Topic Authors (See references) Paper
Introduction to investigation Fedan et al., (2020) (this paper) I
FSD physical and chemical characterization and preliminary pulmonary effects Fedan et al. (2020) II
Cytotoxicity Olgun et al. (2020) III
Pulmonary effects: functional effects Russ et al. (2020) IV
Pulmonary: inflammatory, cytotoxic and oxidant effects Sager et al. (2020) V
Cardiovascular and kidney effects Krajnak et al. (2020) VI
Neuroinflammatory effects Sriram et al. (2020) VII
Immunotoxicity Anderson et al. (2020) VIII
Summary and significance Investigative Team (2020) IX
  • Study II. Particle characterization and pulmonary effects following intratracheal instillation (Fedan et al., 2020). The following topics were addressed: Dust endotoxin levels; particle characterization with scanning electron microscope, dynamic light scattering, X-ray diffraction, energy dispersive, mineral, and electron paramagnetic resonance spectroscopy analyses; inflammatory response after i.t. instillation, i.e., bronchoalveolar lavage markers and lung histopathology.

  • Study III. Cytotoxicity and pro-inflammatory responses in murine macrophages (Olgun et al., 2020). The following topics were addressed: Analysis of bacterial growth; macrophage cell viability; •OH radicals and reactive oxygen species; DNA damage; cytokine production; dark-field study of macrophages.

  • Study IV. Pulmonary ventilatory and non-ventilatory effects (Russ et al., 2020). The following topics were addressed: Description of inhalation chamber and respirable particle size characterization; lung burden and lung clearance; tracheal particle deposition; lung mechanics; airway reactivity to methacholine in vivo and in vitro; neural regulation of airways; vascular permeability; epithelial ion transport; lactate dehydrogenase (LDH) and cytokine release in cultured airway epithelial cells; inflammatory markers in bronchoalveolar lavage; lung histopathology; gene expression.

  • Study V. Pulmonary inflammatory, cytotoxic and oxidant effects (Sager et al., 2020). The following topics were addressed: FSD particles in alveolar macrophages; inflammatory mediators and cells in bronchoalveolar lavage; lung histopathology; gene expression profiling.

  • Study VI. Cardiovascular effects (Krajnak et al., 2020). The following topics were addressed: Microvessel reactivity to phenylephrine and acetylcholine; reactive oxygen species in heart and kidney; cardiac function; protein and transcript levels in heart and kidney.

  • Study VII. Neuroinflammation and altered synaptic protein expression (Sriram et al., 2020). The following topics were addressed: Neuroinflammation; blood-brain barrier; biogenic amine neuro-transmitter levels; neuronal synaptic protein expression; astroglial activation; myelin basic protein.

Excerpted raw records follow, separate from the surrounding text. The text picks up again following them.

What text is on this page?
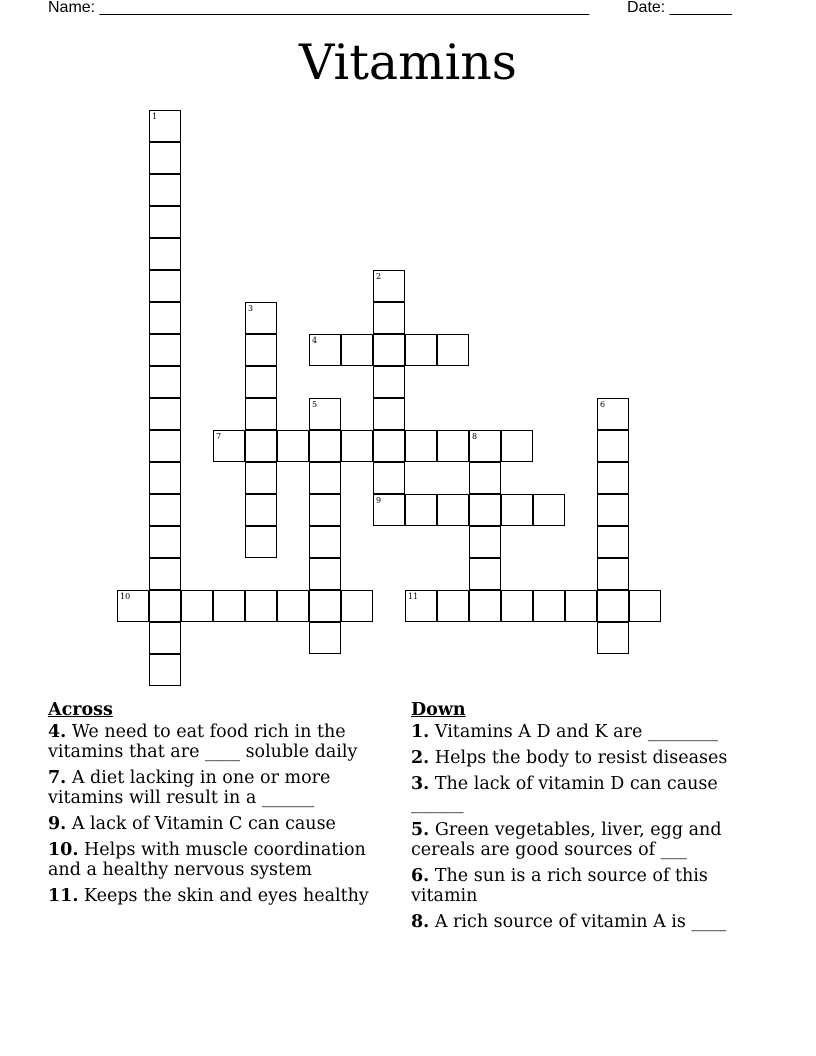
Name: _______________________________________________________ Date: _______
Vitamins
1
2
3
4
5	6
7	8
9
10	11
Across
4. We need to eat food rich in the vitamins that are ____ soluble daily
7. A diet lacking in one or more vitamins will result in a ______
9. A lack of Vitamin C can cause
10. Helps with muscle coordination and a healthy nervous system
11. Keeps the skin and eyes healthy
Down
1. Vitamins A D and K are ________
2. Helps the body to resist diseases
3. The lack of vitamin D can cause ______
5. Green vegetables, liver, egg and cereals are good sources of ___
6. The sun is a rich source of this vitamin
8. A rich source of vitamin A is ____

  • Study VIII. Immunotoxicity (Anderson et al., 2020). The following topics were addressed: Immunophenotyping; natural killer cells; hematology and serum chemistries; IgM response to sheep red blood cells.

An underlying theme of the overall study is, to what degree do the short-term health effects of inhaled FSDs resemble those observed after crystalline silica dust is inhaled? Our findings indicate that crystalline silica and FSDs differ in their physico-chemical properties. Where direct comparisons could be made, FSDs caused weaker biological effects than crystalline silica but also effects on many organ systems after short-term inhalation exposure of rats.

Acknowledgements

The author is grateful to Ann F. Hubbs for helpful discussions and suggestions. Funding was provided by the National Institute for Occupational Safety and Health, Project Number 7927ZLDC.

Footnotes

2.

Publisher's Disclaimer: Disclaimer

Publisher's Disclaimer: The findings and conclusions in this report are those of the author and do not necessarily represent the official position of the National Institute for Occupational Safety and Health, Centers for Disease Control and Prevention.

Declaration of Competing Interest

The author declares that there are no conflicts of interest in relation to this publication.